In principle, I only ever look at performance and have never taken the gender balance in my teams into account. However, the reality is that some specialist units are very male-oriented per se. I try to counteract this internally by encouraging women to take their next career step and by giving them professional development opportunities or a platform on committees to put them in the minds of decision-makers. And where candidates are equally strong, I increasingly tend to appoint the woman to create a better balance within my teams.

How do you manage the 100 or so employees under you?

I expect a high level of performance, because we’re all working to create added value for the company. That’s something I demand. If performance falls short of the mark, I provide direct feedback and expect employees to learn quickly.
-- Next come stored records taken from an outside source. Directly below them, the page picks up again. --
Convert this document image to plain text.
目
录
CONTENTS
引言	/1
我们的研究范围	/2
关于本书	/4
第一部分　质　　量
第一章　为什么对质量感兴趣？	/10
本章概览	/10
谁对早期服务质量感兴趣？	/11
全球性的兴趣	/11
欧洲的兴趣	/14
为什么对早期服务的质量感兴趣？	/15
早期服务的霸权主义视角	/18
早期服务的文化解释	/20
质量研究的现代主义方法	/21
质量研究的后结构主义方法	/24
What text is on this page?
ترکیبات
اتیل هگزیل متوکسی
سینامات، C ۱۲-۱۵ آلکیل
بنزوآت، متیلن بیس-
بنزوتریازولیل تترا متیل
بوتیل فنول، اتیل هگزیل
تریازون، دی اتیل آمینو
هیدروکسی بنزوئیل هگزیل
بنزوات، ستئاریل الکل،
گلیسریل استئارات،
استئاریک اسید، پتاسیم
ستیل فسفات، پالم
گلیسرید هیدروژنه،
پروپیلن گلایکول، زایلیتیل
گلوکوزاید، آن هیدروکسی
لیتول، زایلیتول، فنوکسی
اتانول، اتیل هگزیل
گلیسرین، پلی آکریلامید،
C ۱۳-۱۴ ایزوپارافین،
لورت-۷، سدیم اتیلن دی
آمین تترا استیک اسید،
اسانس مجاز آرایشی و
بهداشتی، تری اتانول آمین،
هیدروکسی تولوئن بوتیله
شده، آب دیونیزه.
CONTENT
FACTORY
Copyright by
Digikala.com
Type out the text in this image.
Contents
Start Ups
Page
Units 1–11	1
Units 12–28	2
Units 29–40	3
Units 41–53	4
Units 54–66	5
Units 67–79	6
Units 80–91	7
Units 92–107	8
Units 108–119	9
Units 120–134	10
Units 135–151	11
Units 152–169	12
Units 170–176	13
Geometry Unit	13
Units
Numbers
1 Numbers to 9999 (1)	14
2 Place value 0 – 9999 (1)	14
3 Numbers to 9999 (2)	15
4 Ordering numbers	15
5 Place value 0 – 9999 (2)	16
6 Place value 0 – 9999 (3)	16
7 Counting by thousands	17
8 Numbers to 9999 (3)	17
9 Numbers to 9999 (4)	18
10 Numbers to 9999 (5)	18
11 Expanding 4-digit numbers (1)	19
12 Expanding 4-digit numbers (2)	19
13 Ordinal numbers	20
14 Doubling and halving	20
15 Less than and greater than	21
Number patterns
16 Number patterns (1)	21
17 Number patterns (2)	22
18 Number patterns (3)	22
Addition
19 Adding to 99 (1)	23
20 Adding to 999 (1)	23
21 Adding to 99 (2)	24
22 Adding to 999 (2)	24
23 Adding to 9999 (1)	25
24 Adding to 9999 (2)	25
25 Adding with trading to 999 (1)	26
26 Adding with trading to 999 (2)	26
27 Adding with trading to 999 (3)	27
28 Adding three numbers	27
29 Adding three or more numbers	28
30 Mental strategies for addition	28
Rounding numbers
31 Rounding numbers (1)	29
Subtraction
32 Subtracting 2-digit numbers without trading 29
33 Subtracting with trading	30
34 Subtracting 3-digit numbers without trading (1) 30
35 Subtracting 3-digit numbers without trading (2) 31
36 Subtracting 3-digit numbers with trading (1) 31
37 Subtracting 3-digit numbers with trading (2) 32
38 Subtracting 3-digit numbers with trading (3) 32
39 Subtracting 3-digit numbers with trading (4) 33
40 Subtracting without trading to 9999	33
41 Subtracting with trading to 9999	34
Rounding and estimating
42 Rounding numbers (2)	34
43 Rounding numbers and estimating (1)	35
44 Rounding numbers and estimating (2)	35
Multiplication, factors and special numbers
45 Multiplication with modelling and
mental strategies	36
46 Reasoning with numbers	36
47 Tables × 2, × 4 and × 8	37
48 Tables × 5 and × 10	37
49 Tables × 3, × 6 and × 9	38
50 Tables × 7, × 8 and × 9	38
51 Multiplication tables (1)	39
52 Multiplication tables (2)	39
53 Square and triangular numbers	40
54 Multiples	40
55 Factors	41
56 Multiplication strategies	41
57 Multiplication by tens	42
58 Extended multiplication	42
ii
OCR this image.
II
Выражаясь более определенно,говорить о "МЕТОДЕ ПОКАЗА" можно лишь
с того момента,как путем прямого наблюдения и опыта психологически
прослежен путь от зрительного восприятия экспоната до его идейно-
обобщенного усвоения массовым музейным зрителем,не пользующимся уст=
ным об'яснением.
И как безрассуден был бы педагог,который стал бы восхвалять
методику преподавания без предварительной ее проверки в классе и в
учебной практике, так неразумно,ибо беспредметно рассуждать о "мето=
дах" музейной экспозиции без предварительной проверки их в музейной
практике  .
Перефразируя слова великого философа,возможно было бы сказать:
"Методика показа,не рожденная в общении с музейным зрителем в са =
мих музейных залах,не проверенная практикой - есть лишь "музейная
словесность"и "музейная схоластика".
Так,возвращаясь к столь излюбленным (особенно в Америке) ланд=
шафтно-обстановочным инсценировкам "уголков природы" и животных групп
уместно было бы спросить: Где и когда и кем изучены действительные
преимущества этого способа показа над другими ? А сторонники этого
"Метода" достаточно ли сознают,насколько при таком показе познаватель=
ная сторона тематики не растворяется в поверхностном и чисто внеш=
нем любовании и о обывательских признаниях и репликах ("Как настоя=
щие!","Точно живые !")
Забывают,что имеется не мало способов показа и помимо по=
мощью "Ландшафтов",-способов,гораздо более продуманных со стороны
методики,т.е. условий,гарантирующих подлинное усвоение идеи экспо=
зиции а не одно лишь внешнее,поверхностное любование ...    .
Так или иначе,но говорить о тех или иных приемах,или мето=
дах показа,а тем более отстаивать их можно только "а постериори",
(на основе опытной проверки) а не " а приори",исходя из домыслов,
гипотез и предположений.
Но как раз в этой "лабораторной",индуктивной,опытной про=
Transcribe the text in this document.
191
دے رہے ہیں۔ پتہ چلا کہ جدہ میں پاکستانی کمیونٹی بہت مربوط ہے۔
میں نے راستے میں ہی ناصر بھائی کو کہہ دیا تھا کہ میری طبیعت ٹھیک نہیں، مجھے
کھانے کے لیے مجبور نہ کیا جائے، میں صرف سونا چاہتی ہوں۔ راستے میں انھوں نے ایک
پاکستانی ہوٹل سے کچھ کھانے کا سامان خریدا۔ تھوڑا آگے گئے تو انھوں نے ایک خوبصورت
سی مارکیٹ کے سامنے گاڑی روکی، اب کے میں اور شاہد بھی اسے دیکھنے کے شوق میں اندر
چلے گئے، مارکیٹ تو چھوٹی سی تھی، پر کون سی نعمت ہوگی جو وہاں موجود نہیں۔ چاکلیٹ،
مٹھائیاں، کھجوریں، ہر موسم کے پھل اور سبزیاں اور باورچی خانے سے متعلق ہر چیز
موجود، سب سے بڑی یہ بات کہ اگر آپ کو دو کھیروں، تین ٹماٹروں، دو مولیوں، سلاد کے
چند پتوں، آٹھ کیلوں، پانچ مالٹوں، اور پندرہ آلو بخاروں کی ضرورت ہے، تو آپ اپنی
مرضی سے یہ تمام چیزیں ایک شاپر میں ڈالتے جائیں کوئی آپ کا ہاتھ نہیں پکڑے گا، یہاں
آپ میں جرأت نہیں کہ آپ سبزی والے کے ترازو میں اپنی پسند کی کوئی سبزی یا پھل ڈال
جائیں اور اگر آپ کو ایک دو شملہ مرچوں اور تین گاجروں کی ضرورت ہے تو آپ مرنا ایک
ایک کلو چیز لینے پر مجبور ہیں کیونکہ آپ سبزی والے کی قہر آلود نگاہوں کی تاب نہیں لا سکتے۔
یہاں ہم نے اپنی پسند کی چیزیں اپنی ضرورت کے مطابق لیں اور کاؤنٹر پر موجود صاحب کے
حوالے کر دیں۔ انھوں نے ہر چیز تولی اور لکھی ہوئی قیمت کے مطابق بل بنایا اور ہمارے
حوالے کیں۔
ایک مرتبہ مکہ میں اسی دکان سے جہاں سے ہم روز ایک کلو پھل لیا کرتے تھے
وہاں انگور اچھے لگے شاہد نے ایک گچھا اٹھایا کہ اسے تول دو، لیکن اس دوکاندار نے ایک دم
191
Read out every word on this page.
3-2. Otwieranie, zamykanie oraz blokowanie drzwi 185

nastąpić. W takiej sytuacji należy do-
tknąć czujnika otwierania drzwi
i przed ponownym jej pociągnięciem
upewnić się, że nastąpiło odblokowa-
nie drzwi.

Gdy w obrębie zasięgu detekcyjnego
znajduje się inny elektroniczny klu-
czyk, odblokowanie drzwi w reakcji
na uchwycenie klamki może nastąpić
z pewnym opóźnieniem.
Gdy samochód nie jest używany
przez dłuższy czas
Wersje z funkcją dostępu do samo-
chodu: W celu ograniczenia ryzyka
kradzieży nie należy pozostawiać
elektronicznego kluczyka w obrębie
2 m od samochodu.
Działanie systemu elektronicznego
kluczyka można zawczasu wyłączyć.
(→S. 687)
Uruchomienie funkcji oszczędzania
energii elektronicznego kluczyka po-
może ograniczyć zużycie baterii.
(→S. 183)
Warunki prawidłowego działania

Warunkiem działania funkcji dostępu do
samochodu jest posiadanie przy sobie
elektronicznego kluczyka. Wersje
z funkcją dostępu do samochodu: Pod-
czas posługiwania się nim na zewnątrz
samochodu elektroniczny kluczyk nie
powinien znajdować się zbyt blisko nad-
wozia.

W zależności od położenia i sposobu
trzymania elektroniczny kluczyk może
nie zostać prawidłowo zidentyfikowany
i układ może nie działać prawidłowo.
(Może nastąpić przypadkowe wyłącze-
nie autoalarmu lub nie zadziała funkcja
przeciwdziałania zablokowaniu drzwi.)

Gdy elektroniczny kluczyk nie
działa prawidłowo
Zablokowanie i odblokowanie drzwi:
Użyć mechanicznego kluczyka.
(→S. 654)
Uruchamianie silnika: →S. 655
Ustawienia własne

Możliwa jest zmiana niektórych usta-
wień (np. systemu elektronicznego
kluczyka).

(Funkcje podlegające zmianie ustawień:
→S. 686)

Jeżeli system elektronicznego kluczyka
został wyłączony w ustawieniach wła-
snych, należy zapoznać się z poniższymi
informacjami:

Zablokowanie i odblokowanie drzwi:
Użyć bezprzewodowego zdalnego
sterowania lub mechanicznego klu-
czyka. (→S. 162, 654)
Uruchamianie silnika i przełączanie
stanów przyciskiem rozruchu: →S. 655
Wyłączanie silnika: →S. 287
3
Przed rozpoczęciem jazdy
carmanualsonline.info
I’m also very appreciative of good performance and frequently praise it. I expect my unit managers to run their departments as if they were the CEO of a SME – which also means acting independently of me. My attitude towards them is: “You’re in charge, and I’m here as backup, to provide advice and to take on the responsibility if there’s a crisis.”

Are there new challenges for you too as a leader, in the current fast-changing environment?

No, we’ve simply entered a new phase. Changes happen all the time – I see that as normal and always view it as an opportunity for us all to grow together.

How do you like to unwind?

With my family, with whom I spend every free moment. My children and husband are the most important aspect of my life. People sometimes ask me what I do for myself. I say: “Two things – doing a job I enjoy and spending time with a family that means the world to me.”


Felicia Kölliker has worked at PostFinance since 2009 and has been Chief Risk Officer and a Member of the Executive Board since 2017. She studied law at the University of St. Gallen (HSG) and holds an Executive Master of Business Administration from the International Institute for Management Development (IMD) in Lausanne. Felicia Kölliker is married and has two children.